17,048 WGHs are found in the 1,668 eukaryotic genomes. The top three phyla in the numbers of FACs are also top three in the numbers of WGHs; and 2,328, 5,444 and 5,171 WGHs are encoded in three phyla Arthropoda, Ascomycota and Streptophyta, respectively. The top four eukaryotic genomes in the numbers
of WGHs are from the phylum Streptophyta, and they are Oryza sativa sp japonica (Rice) (828 WGHs), Arabidopsis thaliana (Mouse-ear cress) (678 WGHs), Vitis vinifera (Grape) (602 WGHs) and Zea mays (Maize) (284 WGHs). It is interesting to observe that there are 272 and 224 WGHs in the human and mouse genomes, respectively. Besides two other plant genomes, i.e. Oryza sativa subsp. indica (Rice) (258 WGHs) and Physcomitrella patens
PD0325901 cell line sp patens (Moss) (226 WGHs), all the other 6 eukaryotic genomes encoding more than 200 WGHs are from the fungal phylum Ascomycota.
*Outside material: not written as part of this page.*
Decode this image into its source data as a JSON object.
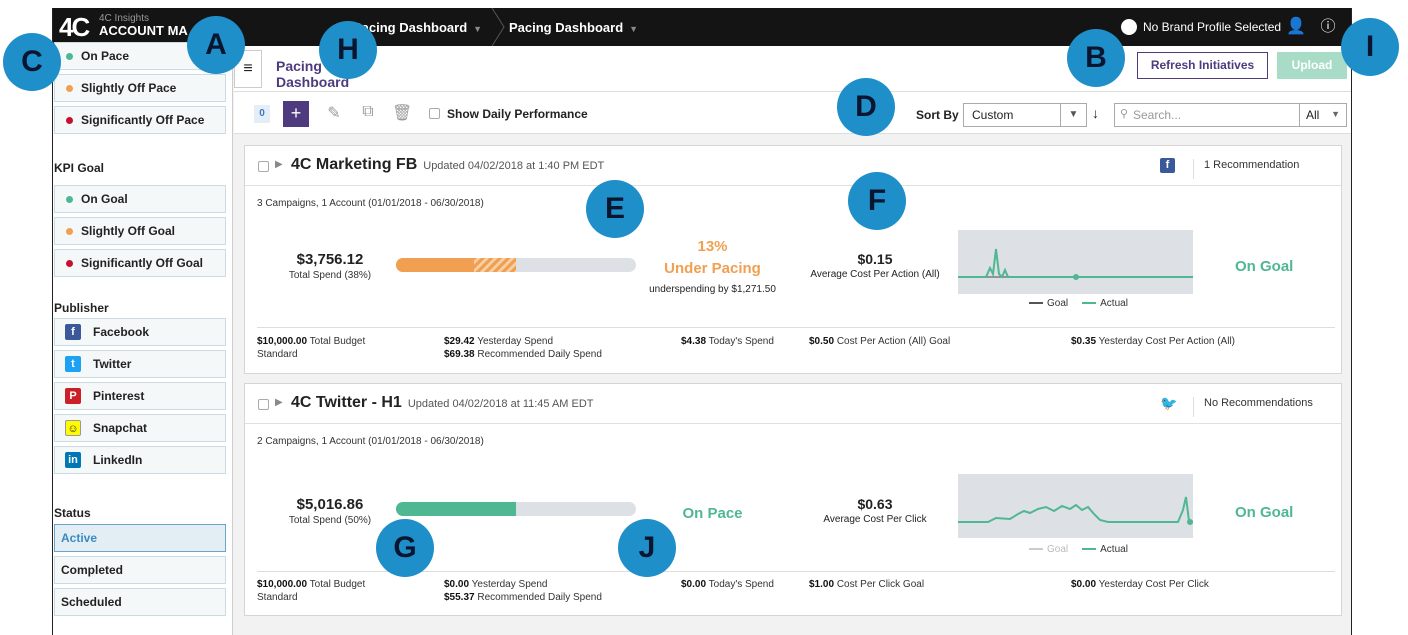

No cellulosome components were identified in the eukaryotic genomes. 200 learn more (~73.53%) human WGHs are homologous to mouse WGHs with NCBI BLAST E-values < e-23. So the majority of these enzymes have been in the genomes of human and mouse at least before their divergence 75 million years ago [36]. Identified glydromes in metagenomes Overall, 63 FACs and 6,072 WGHs are found in 42 metagenomes except for TM7b which was sampled from the human mouth. The top two metagenomes in the numbers of glycosyl hydrolases are from termite guts (12 FACs and 1,150 WGHs) and diversa silage soil (13 FACs and 820 WGHs). Since the number of proteins in metagenomes varies from 452 in termite gut fosmids to 185,274 in the diversa silage soil, we calculated the percentage of the glycosyl hydrolases in each metagenome. On average, 0.65% of a metagenome encode glycosyl hydrolases. We noted that all the metagenomes with
more than 1% encoding glycosyl hydrolases are from the animal guts (including Progesterone human, mouse and termite). This is confirmed by an independent study using BLAST mapping [37]. No cellulosome components were identified in any metagenome. Utility The query interface of GASdb All the annotated glydromes were organized into an easy-to-use database GASdb (Figure 2). A user can find the proteins of interest through browsing, and searching using keywords or BLAST. The overall organization of each glydrome can be displayed; and the high resolution images of each protein can be downloaded for the publication purpose, as shown in Figure 3. A user can also display the signal peptide and functional domains of a given protein and its homologs using BLAST with E-value cutoff 1e-20, as shown in Figure 3. Figure 2 The database interfaces: the main page, the browsing page, the searching page, and the BLAST page. Figure 3 The displaying pages for the domain architectures of the glydrome of Clostridium acetobutylicum , and domain architectures of the protein Clostridium acetobutylicum CelA and its homolog.